Wird z. B. kalte Limonade getrunken, so will der Körper das Getränk nach und nach auf Körpertemperatur bringen. Je nach Menge hat das durchaus signifikanten Einfluss auf die Körpertemperatur. Zusätzlich kühlt die kalte Flüssigkeit auch den Körper ab. Man kennt das von der Badewanne. Man lässt sich ein Bad ein und stellt dann fest, dass es viel zu heiß ist. Um die Temperatur des Wassers wieder nach unten zu regulieren, wird der Wasserhahn für 3 Sekunden auf kalt gestellt. Das Badewannenwasser hat nun die gewünschte Temperatur (oder ist schon wieder zu kalt) – hier ist das Mengenverhältnis ca. 150 Liter bei 40 °C zu 1-2 Liter mit 10 °C und das reicht um 1-2 °C abzukühlen. Beim menschlichen Körper ist es nicht ganz so extrem, aber zur Veranschaulichung ist das Beispiel relativ verständlich. Umgekehrt funktioniert das auch mit heißen/warmen Getränken (z. B. Babyflasche!).

THERMOMETERPOSITIONIERUNG AM MESSORT / UNTERSCHIEDLICHE MESSORTE

Die Positionierung des Thermometers am Messort und generell unterschiedliche Messorte sollten grundsätzlich nicht miteinander verglichen werden. 

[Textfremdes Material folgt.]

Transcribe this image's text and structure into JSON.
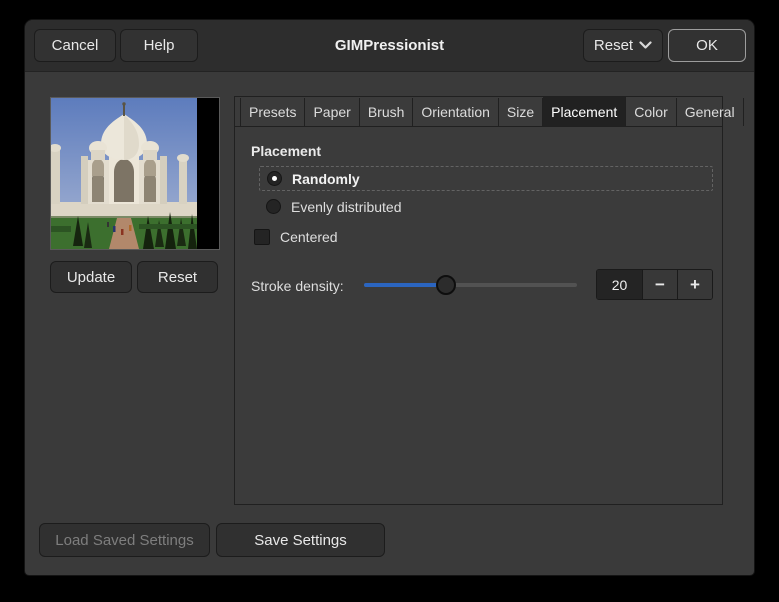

Selbst am selben Messort kann es zu leichten Abweichungen kommen.
Beispiele:

  • rektale Messung: Die Einführtiefe bei der rektalen Messung kann zu Abweichungen führen. Wird bei einer der Messungen zu tief oder aber zu wenig tief eingeführt, so ist die thermische Kopplung zwischen Gewebe und Messspitze geringer, was zu einer "Unterbewertung" führen kann.
  • orale Messung: Wie Sie der Abbildung entnehmen können, herrschen innerhalb der Mundhöhle Temperaturunterschiede von bis zu 0,7 °C. Beachtlich ist, dass es sich um Abstände von wenigen Zentimetern handelt!



TECHNISCHE GRÜNDE

  • Unterschiede von ΔT = 0,2 °C zwischen zwei Stabthermometern lassen sich unmittelbar erklären. Stabthermometer weisen meist eine Genauigkeit von ± 0,1°C auf. Wenn eines der Thermometer um 0,1 °C unterbewertet und eines um 0,1 °C überbewertet, liegt zwischen den zwei Thermometern ein ΔT = 0,2 °C vor.
  • Man möchte aus Komfortgründen eine möglichst schnelle Messung. Das hat zur Folge, dass das Thermometer schnell ein Ergebnis anzeigen soll. Dies wiederum lässt sich durch das Stabilitätskriterium bedingt steuern.
    Was bedeutet das? Das Thermometer muss irgendwie wissen, wann es fertig mit einer Messung sein soll. Dies wird dadurch bestimmt, dass man eine Definition trifft, wann das Thermometer fertig gemessen hat. 
    Als Beispiel: das Thermometer soll piepen, wenn die Temperaturänderung innerhalb von 16 Sekunden kleiner als 0,1 °C ist. Das bedeutet im Grunde aber nicht, dass die Messung tatsächlich komplett fertig ist. Würde man beispielsweise 1 Minute weitermessen, könnte die Temperatur theoretisch noch um bis zu 0,4 °C ansteigen. Ist das Stabilitätskriterium bei 6 Sekunden kleiner als 0,1°C, wäre bei einer Verlängerung der Messung um 1 Minute eine Differenz von bis zu 1,0 °C möglich.
  • Ein technischer Defekt kann natürlich nie zu 100 % ausgeschlossen werden. Erfahrungsgemäß liegt die Defektrate aber unter 1 bei 100.000 produzierten Thermometern, bei dem sich im Labor eine Messabweichung nachweisen lässt.